Ichthyosaur’s feeding habits have also been analysed from various evidence sources giving us a good knowledge of their ecology. The most direct evidence comes from fossil specimens with preserved stomach contents. These often include the hooks of cephalopods such as squid and belemnites. Fossilised coprolites also show clear remains of fish scales and some have even been found with large bones of other ichthyosaurs in suggesting possible predation or scavenging. Morphological aspects also give us clues as to their diet. Most species had jaws full of long, pointed teeth which were likely used to puncture and crush prey. The relative size of these teeth and the robust jaws in which they were set suggest many species had high bite forces. Modern computer modelling and biomechanics will allow palaeontologists to learn this information from well preserved fossils. Advanced ichthyosaur’s streamlined shape and powerful tails suggest that they could swim at very high speeds. Their eyes were some of the largest known of all animals ever to have existed with some measuring 26cm across. These features suggest that many species were fast active hunters that pursued their prey in very low light levels such as at great depths.
Figure 5. A Modern computer generated image of an advanced ichthyosaur. Of all of the marine reptiles ever to have existed they were likely the best adapted to an aquatic life mode.

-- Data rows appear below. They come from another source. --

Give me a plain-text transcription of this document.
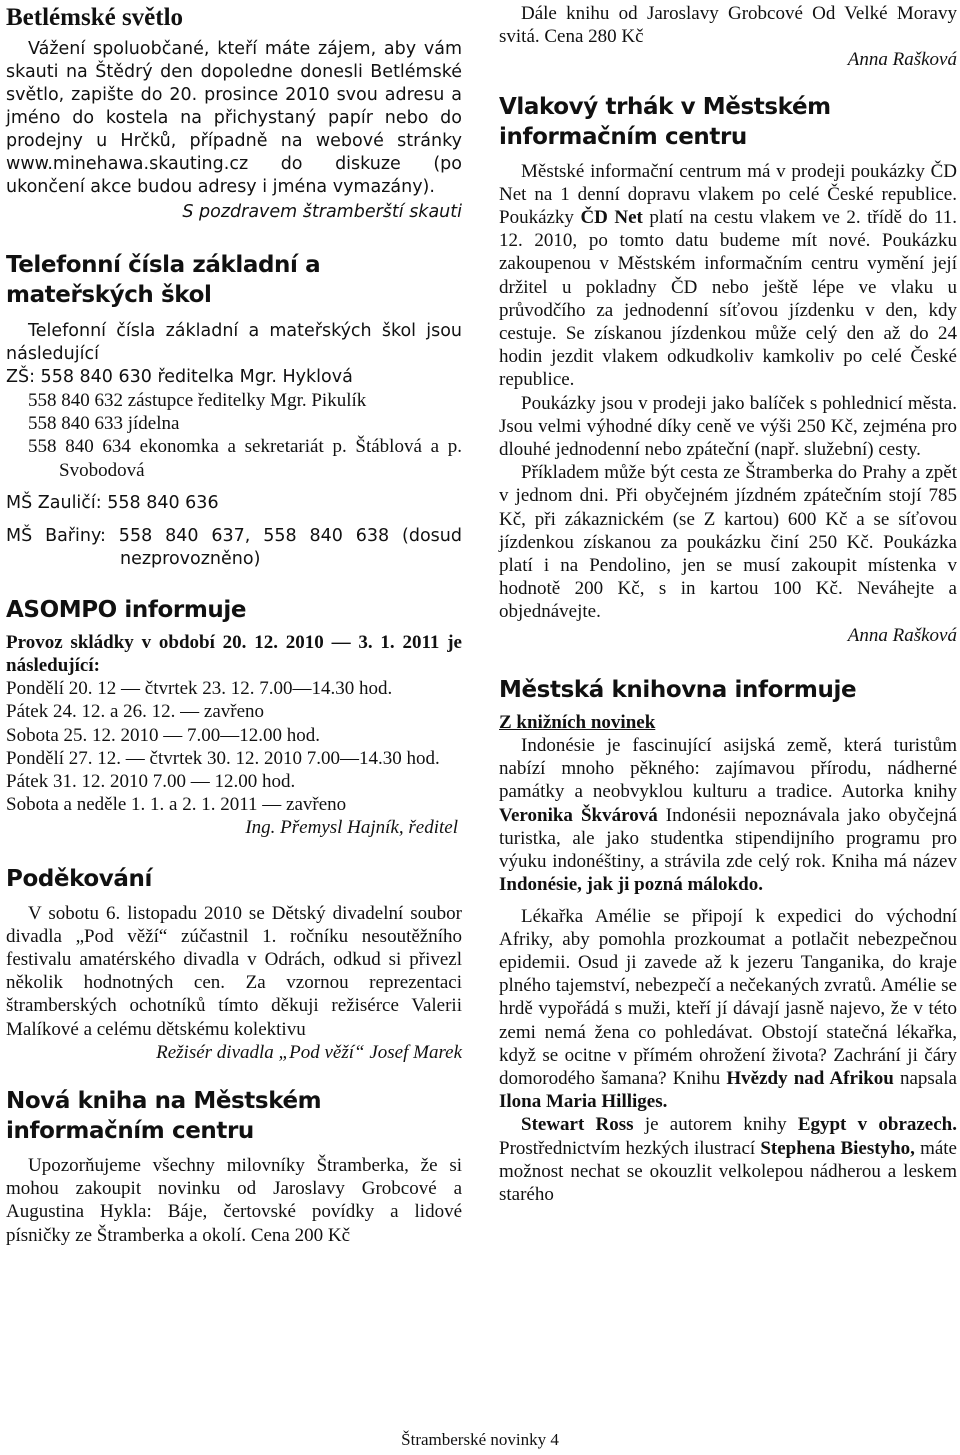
Betlémské světlo

Vážení spoluobčané, kteří máte zájem, aby vám skauti na Štědrý den dopoledne donesli Betlémské světlo, zapište do 20. prosince 2010 svou adresu a jméno do kostela na přichystaný papír nebo do prodejny u Hrčků, případně na webové stránky www.minehawa.skauting.cz do diskuze (po ukončení akce budou adresy i jména vymazány).

S pozdravem štramberští skauti

Telefonní čísla základní a mateřských škol

Telefonní čísla základní a mateřských škol jsou následující

ZŠ: 558 840 630 ředitelka Mgr. Hyklová

558 840 632 zástupce ředitelky Mgr. Pikulík
558 840 633 jídelna
558 840 634 ekonomka a sekretariát p. Štáblová a p. Svobodová

MŠ Zauličí: 558 840 636

MŠ Bařiny: 558 840 637, 558 840 638 (dosud nezprovozněno)

ASOMPO informuje

Provoz skládky v období 20. 12. 2010 — 3. 1. 2011 je následující:

Pondělí 20. 12 — čtvrtek 23. 12. 7.00—14.30 hod.
Pátek 24. 12. a 26. 12. — zavřeno
Sobota 25. 12. 2010 — 7.00—12.00 hod.
Pondělí 27. 12. — čtvrtek 30. 12. 2010 7.00—14.30 hod.
Pátek 31. 12. 2010 7.00 — 12.00 hod.
Sobota a neděle 1. 1. a 2. 1. 2011 — zavřeno

Ing. Přemysl Hajník, ředitel

Poděkování

V sobotu 6. listopadu 2010 se Dětský divadelní soubor divadla „Pod věží“ zúčastnil 1. ročníku nesoutěžního festivalu amatérského divadla v Odrách, odkud si přivezl několik hodnotných cen. Za vzornou reprezentaci štramberských ochotníků tímto děkuji režisérce Valerii Malíkové a celému dětskému kolektivu

Režisér divadla „Pod věží“ Josef Marek

Nová kniha na Městském informačním centru

Upozorňujeme všechny milovníky Štramberka, že si mohou zakoupit novinku od Jaroslavy Grobcové a Augustina Hykla: Báje, čertovské povídky a lidové písničky ze Štramberka a okolí. Cena 200 Kč

Dále knihu od Jaroslavy Grobcové Od Velké Moravy svitá. Cena 280 Kč

Anna Rašková

Vlakový trhák v Městském informačním centru

Městské informační centrum má v prodeji poukázky ČD Net na 1 denní dopravu vlakem po celé České republice. Poukázky ČD Net platí na cestu vlakem ve 2. třídě do 11. 12. 2010, po tomto datu budeme mít nové. Poukázku zakoupenou v Městském informačním centru vymění její držitel u pokladny ČD nebo ještě lépe ve vlaku u průvodčího za jednodenní síťovou jízdenku v den, kdy cestuje. Se získanou jízdenkou může celý den až do 24 hodin jezdit vlakem odkudkoliv kamkoliv po celé České republice.

Poukázky jsou v prodeji jako balíček s pohlednicí města. Jsou velmi výhodné díky ceně ve výši 250 Kč, zejména pro dlouhé jednodenní nebo zpáteční (např. služební) cesty.

Příkladem může být cesta ze Štramberka do Prahy a zpět v jednom dni. Při obyčejném jízdném zpátečním stojí 785 Kč, při zákaznickém (se Z kartou) 600 Kč a se síťovou jízdenkou získanou za poukázku činí 250 Kč. Poukázka platí i na Pendolino, jen se musí zakoupit místenka v hodnotě 200 Kč, s in kartou 100 Kč. Neváhejte a objednávejte.

Anna Rašková

Městská knihovna informuje

Z knižních novinek

Indonésie je fascinující asijská země, která turistům nabízí mnoho pěkného: zajímavou přírodu, nádherné památky a neobvyklou kulturu a tradice. Autorka knihy Veronika Škvárová Indonésii nepoznávala jako obyčejná turistka, ale jako studentka stipendijního programu pro výuku indonéštiny, a strávila zde celý rok. Kniha má název Indonésie, jak ji pozná málokdo.

Lékařka Amélie se připojí k expedici do východní Afriky, aby pomohla prozkoumat a potlačit nebezpečnou epidemii. Osud ji zavede až k jezeru Tanganika, do kraje plného tajemství, nebezpečí a nečekaných zvratů. Amélie se hrdě vypořádá s muži, kteří jí dávají jasně najevo, že v této zemi nemá žena co pohledávat. Obstojí statečná lékařka, když se ocitne v přímém ohrožení života? Zachrání ji čáry domorodého šamana? Knihu Hvězdy nad Afrikou napsala Ilona Maria Hilliges.

Stewart Ross je autorem knihy Egypt v obrazech. Prostřednictvím hezkých ilustrací Stephena Biestyho, máte možnost nechat se okouzlit velkolepou nádherou a leskem starého

Štramberské novinky 4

Ichthyosaur locomotion has now been analysed in great detail for many known genera. The earliest ichthyosaurs most likely swam using simple lateral body undulations much like a modern eel (Sander, 2000). This action, known as anguiliform locomotion, has been extrapolated from their similar morphology to modern swimming reptiles such as marine iguanas which swim using the same motion. The biggest evolutionary changes which enhanced locomotion in ichthyosaurs came from the modification of the tail and a change in overall body shape. The more advanced ichthyosaurs of the late Jurassic and early Cretaceous evolved thunniform shapes analogous to some modern fast swimming predatory fish species. From comparative studies of fish like tuna and detailed analysis of ichthyosaur skeletal structure and musculature, models can be made of swimming action. It is likely that these ichthyosaurs only moved their tails rather than their entire bodies. For this they used their incredibly strong posterior trunk muscles which moved the tail in a sinuous motion. The tail would have been held at an angle to the direction of its movement. This has been shown to generate a higher degree of lift than drag with the result of effectively pulling the animal forward through the water (Sander, 2000). Interestingly, unlike other extinct marine reptile groups, ichthyosaurs most likely did not use their paddles for locomotion. It is thought that their paired fins (Figure 6) were used primarily for balance and manoeuvrability thus keeping them level in the water column as they swam and allowing fast turning.
Figure 6. A well preserved complete specimen of the genus Leptonectes. Note the enormous front paddles which would have given the animal great stability and manoeuvrability in the water.